Stanford researchers have patented protein stability regulation methods using destabilizing domains (DDs) optimized for use in humans. The ability to control specific protein abundance in cells is a powerful tool for gene therapy and investigating biological behavior.

Well-established protein activity modulation methods involve knocking down the corresponding gene-of-interest. Among the many challenges of these methods is the inability to directly regulate the protein-of-interest.
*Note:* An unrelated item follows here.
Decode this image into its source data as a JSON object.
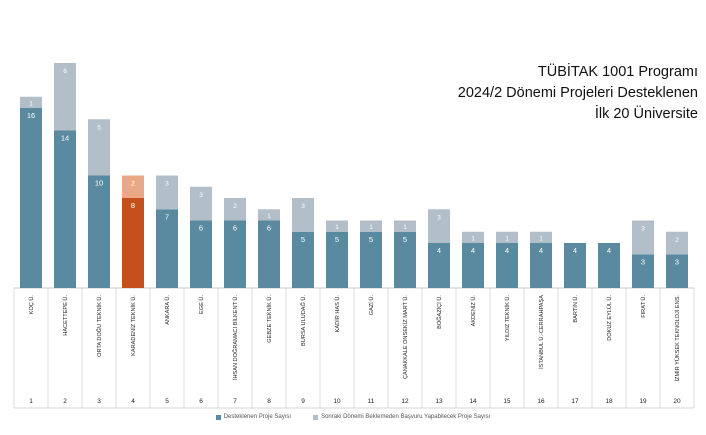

To overcome these limitations the inventors have developed methods using DDs to directly control the protein level. The DDs are engineered to be unstable in the absence of their stabilizing ligand. The DD is fused to a gene-of-interest and upon expression the instability is conferred to the fused protein partner resulting in degradation of the entire protein. The stabilizing ligand can bind to and stabilize the DD thereby restoring function to the protein-of-interest. This technology provides tools to directly interrogate protein function in living cells and animals, and because this DD is derived from an endogenous human protein and is regulated by FDA-approved drugs, this technology holds promise for clinical use in gene therapy.

Stage of Development: Proof of Concept
DDs based on human proteins have been created and validated. These DDs show great promise.

Related Technologies
The Wandless lab has also developed additional conditional protein stability systems, see Stanford Docket S06-024 and Stanford Docket S07-252.